En esencia, la teología se basa en la FE en un Dios vivo, es tanto un acto de creencia como de pensamiento, una fe que busca el entendimiento. Procede de la fe, aunque supera a la razón sin negarla. Es una búsqueda intelectual que surge de un acto de fe.

La teología es una ciencia de la salvación, cuyo objetivo es ayudar al ser humano a alcanzar su destino eterno. Pretende adentrarse y comprender mejor los misterios de la fe. Además, contribuye a que la fe sea comprensible tanto para los creyentes como para aquellos que buscan la verdad.

Planteamiento del problema

Pregunta de Santo Tomás sobre la Teología como ciencia:

En su obra Suma Teológica, Santo Tomás se cuestiona si la doctrina sagrada puede considerarse una ciencia. ¿Acaso comparte las mismas características que otras ciencias humanas conocidas, o tiene un sentido diferente?

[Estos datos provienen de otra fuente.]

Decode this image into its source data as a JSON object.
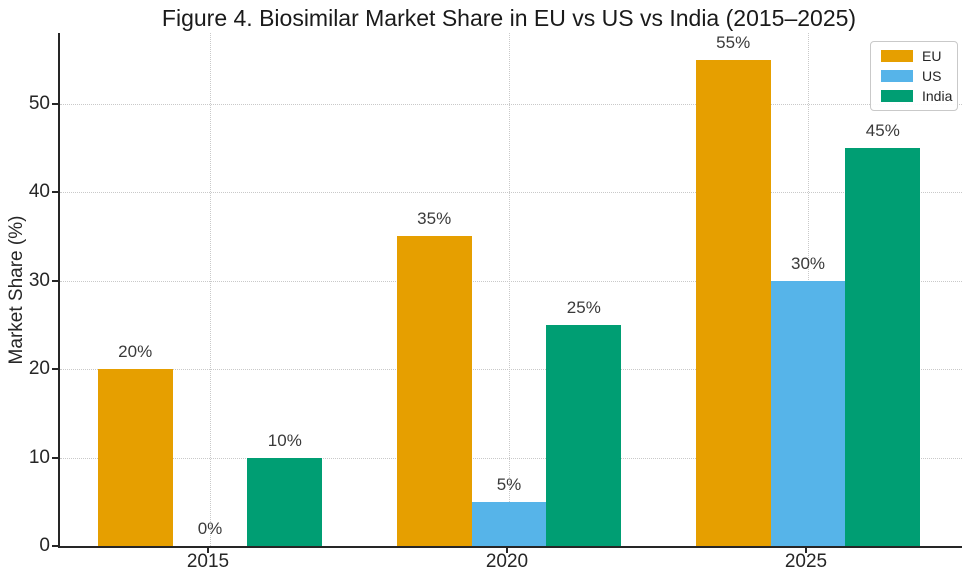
{
  "chart_data": {
    "type": "bar",
    "title": "Figure 4. Biosimilar Market Share in EU vs US vs India (2015–2025)",
    "ylabel": "Market Share (%)",
    "xlabel": "",
    "categories": [
      "2015",
      "2020",
      "2025"
    ],
    "series": [
      {
        "name": "EU",
        "color": "#E69F00",
        "values": [
          20,
          35,
          55
        ],
        "labels": [
          "20%",
          "35%",
          "55%"
        ]
      },
      {
        "name": "US",
        "color": "#56B4E9",
        "values": [
          0,
          5,
          30
        ],
        "labels": [
          "0%",
          "5%",
          "30%"
        ]
      },
      {
        "name": "India",
        "color": "#009E73",
        "values": [
          10,
          25,
          45
        ],
        "labels": [
          "10%",
          "25%",
          "45%"
        ]
      }
    ],
    "yticks": [
      0,
      10,
      20,
      30,
      40,
      50
    ],
    "ylim": [
      0,
      58
    ],
    "grid": "dotted",
    "legend_position": "upper right",
    "colors": {
      "spine": "#262626",
      "grid": "#c9c9c9",
      "tick_label": "#262626",
      "data_label": "#3a3a3a",
      "title": "#1a1a1a",
      "legend_border": "#c9c9c9"
    }
  }
}
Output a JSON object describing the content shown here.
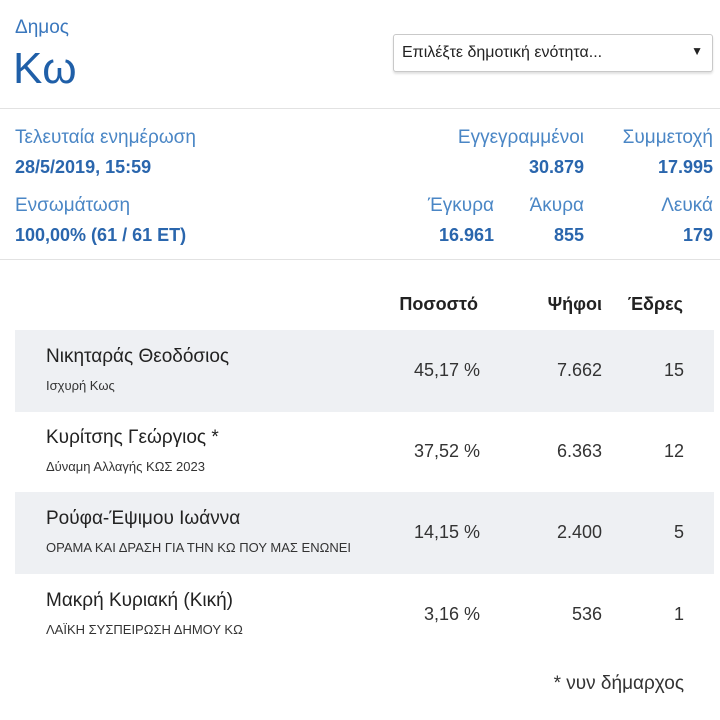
{
  "header": {
    "region_label": "Δημος",
    "region_name": "Κω",
    "select_placeholder": "Επιλέξτε δημοτική ενότητα...",
    "select_arrow": "▼"
  },
  "stats": {
    "last_update_label": "Τελευταία ενημέρωση",
    "last_update_value": "28/5/2019, 15:59",
    "registered_label": "Εγγεγραμμένοι",
    "registered_value": "30.879",
    "turnout_label": "Συμμετοχή",
    "turnout_value": "17.995",
    "incorporation_label": "Ενσωμάτωση",
    "incorporation_value": "100,00% (61 / 61 ΕΤ)",
    "valid_label": "Έγκυρα",
    "valid_value": "16.961",
    "invalid_label": "Άκυρα",
    "invalid_value": "855",
    "blank_label": "Λευκά",
    "blank_value": "179"
  },
  "table": {
    "headers": {
      "percent": "Ποσοστό",
      "votes": "Ψήφοι",
      "seats": "Έδρες"
    },
    "rows": [
      {
        "name": "Νικηταράς Θεοδόσιος",
        "party": "Ισχυρή Κως",
        "percent": "45,17 %",
        "votes": "7.662",
        "seats": "15"
      },
      {
        "name": "Κυρίτσης Γεώργιος *",
        "party": "Δύναμη Αλλαγής ΚΩΣ 2023",
        "percent": "37,52 %",
        "votes": "6.363",
        "seats": "12"
      },
      {
        "name": "Ρούφα-Έψιμου Ιωάννα",
        "party": "ΟΡΑΜΑ ΚΑΙ ΔΡΑΣΗ ΓΙΑ ΤΗΝ ΚΩ ΠΟΥ ΜΑΣ ΕΝΩΝΕΙ",
        "percent": "14,15 %",
        "votes": "2.400",
        "seats": "5"
      },
      {
        "name": "Μακρή Κυριακή (Κική)",
        "party": "ΛΑΪΚΗ ΣΥΣΠΕΙΡΩΣΗ ΔΗΜΟΥ ΚΩ",
        "percent": "3,16 %",
        "votes": "536",
        "seats": "1"
      }
    ]
  },
  "footnote": "* νυν δήμαρχος"
}
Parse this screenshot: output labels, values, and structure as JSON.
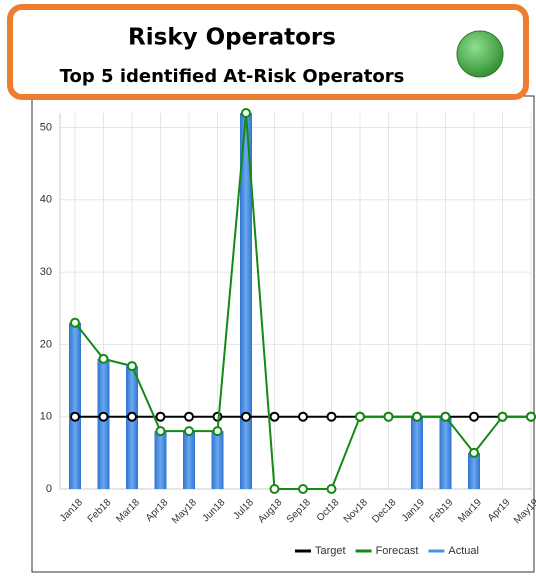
{
  "header": {
    "title": "Risky Operators",
    "subtitle": "Top 5 identified At-Risk Operators",
    "status_color": "#3cb043"
  },
  "chart_data": {
    "type": "combo",
    "categories": [
      "Jan18",
      "Feb18",
      "Mar18",
      "Apr18",
      "May18",
      "Jun18",
      "Jul18",
      "Aug18",
      "Sep18",
      "Oct18",
      "Nov18",
      "Dec18",
      "Jan19",
      "Feb19",
      "Mar19",
      "Apr19",
      "May19"
    ],
    "series": [
      {
        "name": "Target",
        "mark": "line",
        "color": "#000000",
        "values": [
          10,
          10,
          10,
          10,
          10,
          10,
          10,
          10,
          10,
          10,
          10,
          10,
          10,
          10,
          10,
          10,
          10
        ]
      },
      {
        "name": "Forecast",
        "mark": "line",
        "color": "#138a13",
        "values": [
          23,
          18,
          17,
          8,
          8,
          8,
          52,
          0,
          0,
          0,
          10,
          10,
          10,
          10,
          5,
          10,
          10
        ]
      },
      {
        "name": "Actual",
        "mark": "bar",
        "color": "#4a90e2",
        "values": [
          23,
          18,
          17,
          8,
          8,
          8,
          52,
          null,
          null,
          null,
          null,
          null,
          10,
          10,
          5,
          null,
          null
        ]
      }
    ],
    "ylim": [
      0,
      52
    ],
    "yticks": [
      0,
      10,
      20,
      30,
      40,
      50
    ],
    "grid": true,
    "legend": "bottom-right"
  }
}
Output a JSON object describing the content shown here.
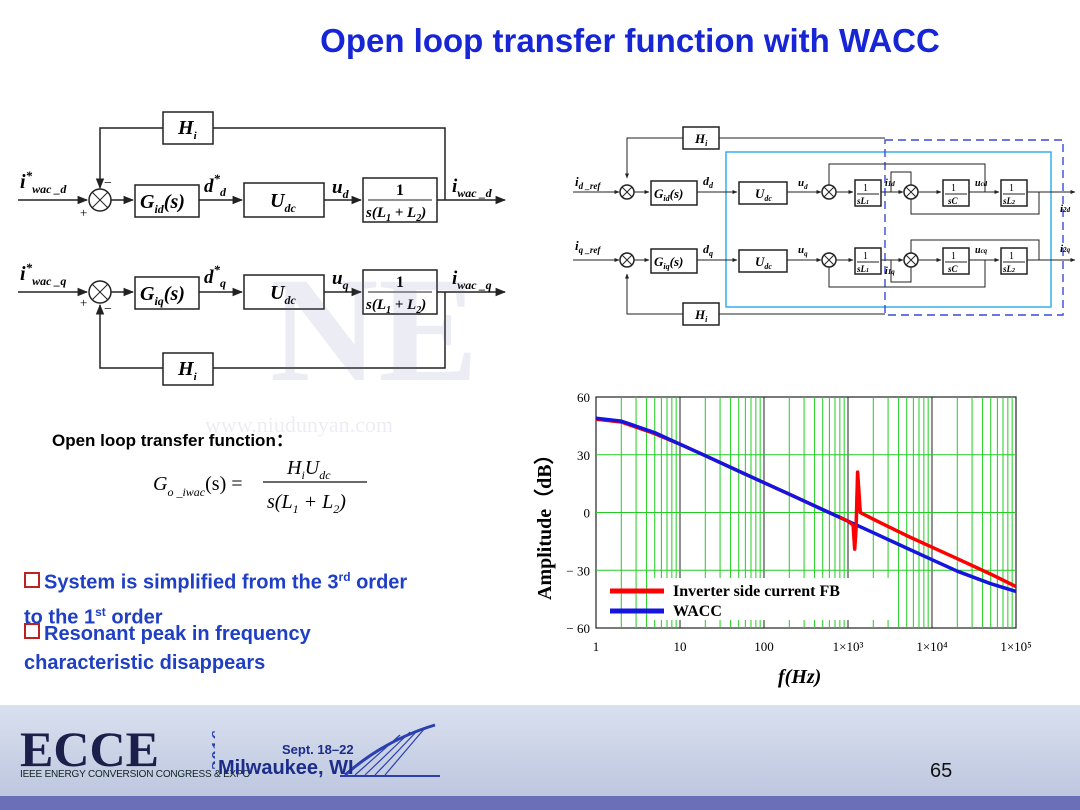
{
  "title": "Open loop transfer function with WACC",
  "left_diagram": {
    "top_input": "i*wac_d",
    "bottom_input": "i*wac_q",
    "hi": "H_i",
    "gid": "G_id(s)",
    "giq": "G_iq(s)",
    "dd": "d*_d",
    "dq": "d*_q",
    "udc": "U_dc",
    "ud": "u_d",
    "uq": "u_q",
    "tf_num": "1",
    "tf_den": "s(L1 + L2)",
    "top_output": "i_wac_d",
    "bottom_output": "i_wac_q"
  },
  "right_diagram": {
    "d_ref": "i_d_ref",
    "q_ref": "i_q_ref",
    "outputs": [
      "i_2d",
      "i_2q"
    ]
  },
  "oltf_label": "Open loop transfer function：",
  "bullets": [
    {
      "text": "System is simplified from the 3rd order to the 1st order"
    },
    {
      "line1a": "System is simplified from the 3",
      "sup1": "rd",
      "line1b": " order",
      "line2a": "to the 1",
      "sup2": "st",
      "line2b": " order"
    },
    {
      "line1": "Resonant peak in frequency",
      "line2": "characteristic disappears"
    }
  ],
  "chart_data": {
    "type": "line",
    "ylabel": "Amplitude（dB）",
    "xlabel": "f(Hz)",
    "x_scale": "log",
    "xlim": [
      1,
      100000
    ],
    "ylim": [
      -60,
      60
    ],
    "yticks": [
      "60",
      "30",
      "0",
      "− 30",
      "− 60"
    ],
    "xticks": [
      "1",
      "10",
      "100",
      "1×10³",
      "1×10⁴",
      "1×10⁵"
    ],
    "grid": true,
    "legend_position": "bottom-right",
    "series": [
      {
        "name": "Inverter side current FB",
        "color": "#ff0000",
        "x": [
          1,
          2,
          5,
          10,
          20,
          50,
          100,
          200,
          500,
          800,
          1000,
          1150,
          1200,
          1250,
          1300,
          1400,
          2000,
          5000,
          10000,
          20000,
          50000,
          100000
        ],
        "y": [
          48.5,
          47,
          41,
          35.5,
          29.5,
          21.5,
          15.5,
          9.5,
          1.5,
          -2.5,
          -4.5,
          -6.5,
          -19,
          -8,
          21,
          0,
          -3.5,
          -12,
          -18,
          -24,
          -32,
          -38.5
        ]
      },
      {
        "name": "WACC",
        "color": "#1515e0",
        "x": [
          1,
          2,
          5,
          10,
          20,
          50,
          100,
          200,
          500,
          1000,
          2000,
          5000,
          10000,
          20000,
          50000,
          100000
        ],
        "y": [
          49,
          47.5,
          41.5,
          35.5,
          29.5,
          21.5,
          15.5,
          9.5,
          1.5,
          -4.5,
          -10.5,
          -18.5,
          -24.5,
          -30.5,
          -37,
          -41
        ]
      }
    ]
  },
  "watermark": "www.niudunyan.com",
  "footer": {
    "logo": "ECCE",
    "year": "2016",
    "conference": "IEEE ENERGY CONVERSION CONGRESS & EXPO",
    "dates": "Sept. 18–22",
    "city": "Milwaukee, WI",
    "page_number": "65"
  },
  "colors": {
    "title": "#1626d6",
    "bullets": "#1f3fc4",
    "grid": "#22cc22",
    "red_series": "#ff0000",
    "blue_series": "#1515e0"
  }
}
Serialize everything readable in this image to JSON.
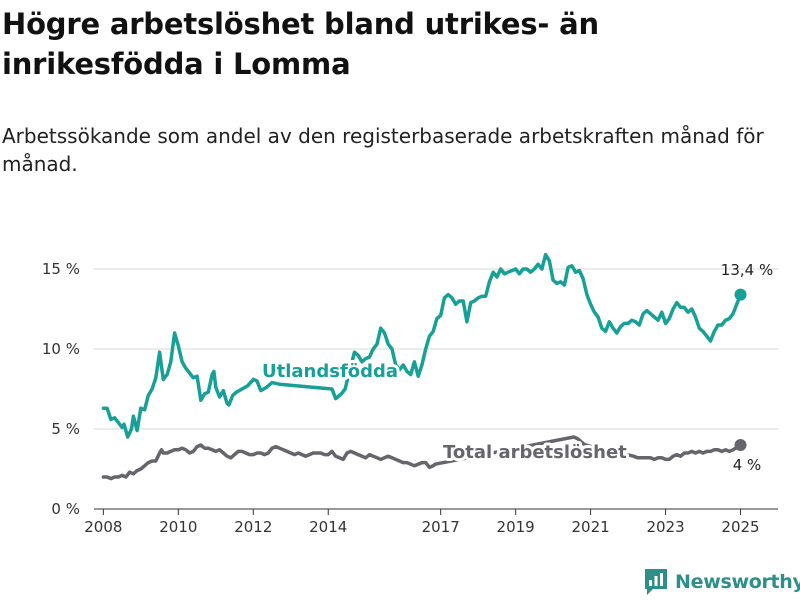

Hoy en día, es indudable que la Teología es una ciencia con su propio objeto, método, unidad y sistematización. Sin embargo, en la Edad Media, esta afirmación no era tan evidente. Duns Scoto, un teólogo irlandés, sostenía que para que la Teología pudiera ser considerada una ciencia, debía sufrir una alteración tan grande que su significado original quedara casi extinto. Otros veían en la Teología una mezcla entre ciencia y fe.

Durante la Edad Media, surgió el problema de identificar a la Teología como ciencia debido a la definición aristotélica de este término. Según Aristóteles, la ciencia es un conocimiento certero y eternamente válido que deriva de una deducción lógica. Es un conocimiento seguro porque se basa en experiencias primarias reales, y tiene un carácter deductivo al relacionar sus conclusiones con principios universalmente aceptados como verdaderos.